AS CORRERIAS E O SENTIDO DA VIDA

Pois é, essa semana demorei para escrever...Sabem como é, correria, compromissos, mil coisas, pouco tempo disponível para cerveja...Coisas da cidade grande.
"E nem deu tempo para pensar nas outras coisas..." QUE NADA! Quando acontece essa avalanche de coisas (in)úteis e (des)necessárias, você fica se perguntando o tempo todo "pra que?", "por que?", "aonde deixei minha chave?"...
É justamente quando os questionamentos sobre a vida, a morte, o universo e tudo mais, ganham mais côro. Pelo menos comigo...
Afinal, ficamos gastando tempo, energia, tutano e perfume com coisas irrisórias e quase sempre interesseiras (como empregos, relacionamentos e bens de consumo não-duráveis).

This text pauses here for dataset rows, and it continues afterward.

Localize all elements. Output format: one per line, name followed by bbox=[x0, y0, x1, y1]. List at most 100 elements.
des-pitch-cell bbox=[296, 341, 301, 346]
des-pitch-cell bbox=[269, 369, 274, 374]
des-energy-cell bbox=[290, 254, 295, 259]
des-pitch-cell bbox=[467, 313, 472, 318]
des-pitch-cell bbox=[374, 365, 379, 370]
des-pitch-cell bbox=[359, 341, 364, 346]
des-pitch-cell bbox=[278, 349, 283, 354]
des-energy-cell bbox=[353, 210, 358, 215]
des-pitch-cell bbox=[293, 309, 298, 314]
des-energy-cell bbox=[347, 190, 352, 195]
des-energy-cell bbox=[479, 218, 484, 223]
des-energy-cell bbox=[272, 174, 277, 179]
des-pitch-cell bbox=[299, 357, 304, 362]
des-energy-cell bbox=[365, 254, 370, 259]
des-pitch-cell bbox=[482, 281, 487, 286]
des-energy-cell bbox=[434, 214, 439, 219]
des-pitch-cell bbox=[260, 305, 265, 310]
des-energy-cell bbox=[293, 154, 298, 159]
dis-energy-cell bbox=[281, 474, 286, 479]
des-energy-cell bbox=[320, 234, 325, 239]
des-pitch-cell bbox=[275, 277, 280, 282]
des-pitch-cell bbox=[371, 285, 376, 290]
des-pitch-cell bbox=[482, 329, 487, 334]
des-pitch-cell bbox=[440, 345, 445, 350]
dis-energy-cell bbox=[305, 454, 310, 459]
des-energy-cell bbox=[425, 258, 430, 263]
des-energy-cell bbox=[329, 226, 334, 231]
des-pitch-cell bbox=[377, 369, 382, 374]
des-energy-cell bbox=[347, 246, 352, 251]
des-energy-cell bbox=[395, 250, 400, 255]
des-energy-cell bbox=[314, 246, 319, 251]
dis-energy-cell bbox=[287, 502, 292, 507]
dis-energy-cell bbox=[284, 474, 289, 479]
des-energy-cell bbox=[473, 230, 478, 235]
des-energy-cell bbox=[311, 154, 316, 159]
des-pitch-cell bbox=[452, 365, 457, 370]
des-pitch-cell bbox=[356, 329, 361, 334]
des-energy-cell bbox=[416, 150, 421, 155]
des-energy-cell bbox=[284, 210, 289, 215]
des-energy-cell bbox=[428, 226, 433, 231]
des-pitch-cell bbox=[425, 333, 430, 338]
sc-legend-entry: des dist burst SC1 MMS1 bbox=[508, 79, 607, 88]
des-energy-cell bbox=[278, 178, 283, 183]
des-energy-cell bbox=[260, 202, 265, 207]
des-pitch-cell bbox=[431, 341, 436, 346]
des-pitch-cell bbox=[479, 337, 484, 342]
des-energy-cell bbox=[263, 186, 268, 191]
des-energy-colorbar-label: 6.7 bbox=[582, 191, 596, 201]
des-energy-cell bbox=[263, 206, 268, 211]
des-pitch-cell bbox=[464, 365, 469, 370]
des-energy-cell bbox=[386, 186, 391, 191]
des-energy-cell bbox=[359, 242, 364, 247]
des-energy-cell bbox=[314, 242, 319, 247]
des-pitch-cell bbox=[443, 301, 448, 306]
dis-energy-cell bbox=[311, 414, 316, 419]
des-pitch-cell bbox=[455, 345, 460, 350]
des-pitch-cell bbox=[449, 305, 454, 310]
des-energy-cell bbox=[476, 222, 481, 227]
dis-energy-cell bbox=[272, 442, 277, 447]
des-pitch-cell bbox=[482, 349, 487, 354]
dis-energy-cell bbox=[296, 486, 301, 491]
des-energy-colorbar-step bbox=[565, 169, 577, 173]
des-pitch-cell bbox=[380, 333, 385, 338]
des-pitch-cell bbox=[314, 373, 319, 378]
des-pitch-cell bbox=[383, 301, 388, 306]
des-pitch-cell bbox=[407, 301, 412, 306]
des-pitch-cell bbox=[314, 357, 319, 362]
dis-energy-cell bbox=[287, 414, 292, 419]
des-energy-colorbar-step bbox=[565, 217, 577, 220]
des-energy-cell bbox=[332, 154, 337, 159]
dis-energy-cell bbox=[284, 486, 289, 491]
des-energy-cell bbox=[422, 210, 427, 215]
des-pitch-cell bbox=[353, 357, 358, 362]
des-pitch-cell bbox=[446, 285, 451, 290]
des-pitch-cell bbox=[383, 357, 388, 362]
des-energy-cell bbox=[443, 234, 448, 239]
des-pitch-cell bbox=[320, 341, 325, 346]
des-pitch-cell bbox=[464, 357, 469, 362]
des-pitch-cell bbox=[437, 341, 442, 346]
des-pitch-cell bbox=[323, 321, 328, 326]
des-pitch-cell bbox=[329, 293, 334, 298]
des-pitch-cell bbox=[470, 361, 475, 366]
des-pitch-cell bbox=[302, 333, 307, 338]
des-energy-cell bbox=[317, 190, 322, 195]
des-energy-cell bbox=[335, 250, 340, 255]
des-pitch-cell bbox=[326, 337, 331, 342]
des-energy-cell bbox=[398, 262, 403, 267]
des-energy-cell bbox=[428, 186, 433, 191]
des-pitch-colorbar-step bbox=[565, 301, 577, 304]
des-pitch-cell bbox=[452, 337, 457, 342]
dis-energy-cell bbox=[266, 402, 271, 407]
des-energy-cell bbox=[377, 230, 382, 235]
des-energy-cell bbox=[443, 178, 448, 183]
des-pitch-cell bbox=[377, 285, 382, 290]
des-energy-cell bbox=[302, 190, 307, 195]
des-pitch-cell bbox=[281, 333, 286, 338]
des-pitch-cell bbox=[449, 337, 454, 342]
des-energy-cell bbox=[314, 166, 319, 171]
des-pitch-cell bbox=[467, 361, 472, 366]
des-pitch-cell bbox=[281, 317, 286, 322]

Ironia macabra do sentido da vida!
E sobre a morte, ficam aqui os enunciados filosóficos do mestre Woody Allen:
"Muitos pensam que a morte é o fim, mas ela não é tão ruim assim...Ela é um bom método de diminuir suas despesas!"
("A última noite de Boris Gruschenko", 1974)
Ode Aleatos.

quinta-feira

UM MINUTO DE POESIA

Poema-pílula, rápido e fugaz!

Autor: Leco Peres...Protagonista: não necessariamente Leco Peres... Bom divertimento!

"Não sou liberal.
Não sou conservador.
Sou anarquista?
Prefiro alienado.

Não procuro conquistas e bens
minha meta é minha harmonia
não fantasio não crio ideologia
só vivo dia após dia.

Por isso mesmo, por ser eu mesmo
devo defender minha vida
lutar pelo "nada"
perpetuar essa ironia."

FIM
ODE ALEATOS.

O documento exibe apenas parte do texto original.